You can change the version by setting -Dhadoop.version
when building Spark.
For Apache Hadoop versions 1.x, Cloudera CDH MRv1, and other Hadoop versions without YARN, use:
# Apache Hadoop 1.2.1
$ sbt/sbt -Dhadoop.version=1.2.1 assembly
# Cloudera CDH 4.2.0 with MapReduce v1
$ sbt/sbt -Dhadoop.version=2.0.0-mr1-cdh4.2.0 assembly
For Apache Hadoop 2.2.X, 2.1.X, 2.0.X, 0.23.x, Cloudera CDH MRv2, and other Hadoop versions
with YARN, also set -Pyarn
:
# Apache Hadoop 2.0.5-alpha
$ sbt/sbt -Dhadoop.version=2.0.5-alpha -Pyarn assembly
# Cloudera CDH 4.2.0 with MapReduce v2
$ sbt/sbt -Dhadoop.version=2.0.0-cdh4.2.0 -Pyarn assembly
# Apache Hadoop 2.2.X and newer
$ sbt/sbt -Dhadoop.version=2.2.0 -Pyarn assembly
When developing a Spark application, specify the Hadoop version by adding the
"hadoop-client" artifact to your project's dependencies. For example, if you're
using Hadoop 1.2.1 and build your application using SBT, add this entry to
libraryDependencies
:
"org.apache.hadoop" % "hadoop-client" % "1.2.1"

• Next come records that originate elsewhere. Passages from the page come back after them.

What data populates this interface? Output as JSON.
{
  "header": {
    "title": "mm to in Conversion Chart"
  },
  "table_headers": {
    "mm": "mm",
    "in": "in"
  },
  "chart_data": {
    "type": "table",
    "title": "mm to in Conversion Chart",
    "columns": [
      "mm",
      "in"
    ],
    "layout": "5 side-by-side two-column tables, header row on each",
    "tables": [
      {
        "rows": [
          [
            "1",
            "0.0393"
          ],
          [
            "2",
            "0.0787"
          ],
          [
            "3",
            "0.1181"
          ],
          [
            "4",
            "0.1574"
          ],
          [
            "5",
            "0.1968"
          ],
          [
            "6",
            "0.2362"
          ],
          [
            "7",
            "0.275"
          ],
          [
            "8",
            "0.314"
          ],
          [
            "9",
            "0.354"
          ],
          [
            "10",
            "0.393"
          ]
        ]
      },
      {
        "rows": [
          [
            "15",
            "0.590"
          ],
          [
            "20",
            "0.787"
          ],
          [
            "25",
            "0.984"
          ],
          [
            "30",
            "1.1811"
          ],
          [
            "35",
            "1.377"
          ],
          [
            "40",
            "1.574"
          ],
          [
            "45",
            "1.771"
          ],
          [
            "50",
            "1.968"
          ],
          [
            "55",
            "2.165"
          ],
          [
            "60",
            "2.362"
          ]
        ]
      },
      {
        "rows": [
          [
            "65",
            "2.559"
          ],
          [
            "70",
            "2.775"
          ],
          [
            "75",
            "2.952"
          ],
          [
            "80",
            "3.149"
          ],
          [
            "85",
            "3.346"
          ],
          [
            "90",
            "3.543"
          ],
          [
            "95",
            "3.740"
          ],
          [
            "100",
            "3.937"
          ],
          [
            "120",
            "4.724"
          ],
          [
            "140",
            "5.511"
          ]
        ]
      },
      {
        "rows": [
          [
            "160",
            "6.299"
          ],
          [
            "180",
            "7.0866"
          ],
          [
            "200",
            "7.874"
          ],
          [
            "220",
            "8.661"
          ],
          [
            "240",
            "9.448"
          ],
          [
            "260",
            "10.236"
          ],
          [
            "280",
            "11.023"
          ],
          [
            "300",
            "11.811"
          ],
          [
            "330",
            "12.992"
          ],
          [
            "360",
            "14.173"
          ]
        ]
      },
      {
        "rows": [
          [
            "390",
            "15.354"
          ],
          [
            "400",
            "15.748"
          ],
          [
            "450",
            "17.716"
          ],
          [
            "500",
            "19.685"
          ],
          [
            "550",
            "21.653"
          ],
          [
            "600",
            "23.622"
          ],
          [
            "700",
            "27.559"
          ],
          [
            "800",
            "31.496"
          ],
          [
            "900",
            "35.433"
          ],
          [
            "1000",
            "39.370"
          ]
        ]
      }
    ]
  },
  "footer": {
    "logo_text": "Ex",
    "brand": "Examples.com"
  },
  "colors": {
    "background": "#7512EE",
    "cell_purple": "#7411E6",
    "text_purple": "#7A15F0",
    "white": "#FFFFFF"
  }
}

If your project is built with Maven, add this to your POM file's <dependencies>
section:
<dependency>
<groupId>org.apache.hadoop</groupId>
<artifactId>hadoop-client</artifactId>
<version>1.2.1</version>
</dependency>
Configuration
Please refer to the Configuration guide in the online documentation for an overview on how to configure Spark.
Contributing to Spark
Contributions via GitHub pull requests are gladly accepted from their original author. Along with any pull requests, please state that the contribution is your original work and that you license the work to the project under the project's open source license. Whether or not you state this explicitly, by submitting any copyrighted material via pull request, email, or other means you agree to license the material under the project's open source license and warrant that you have the legal authority to do so.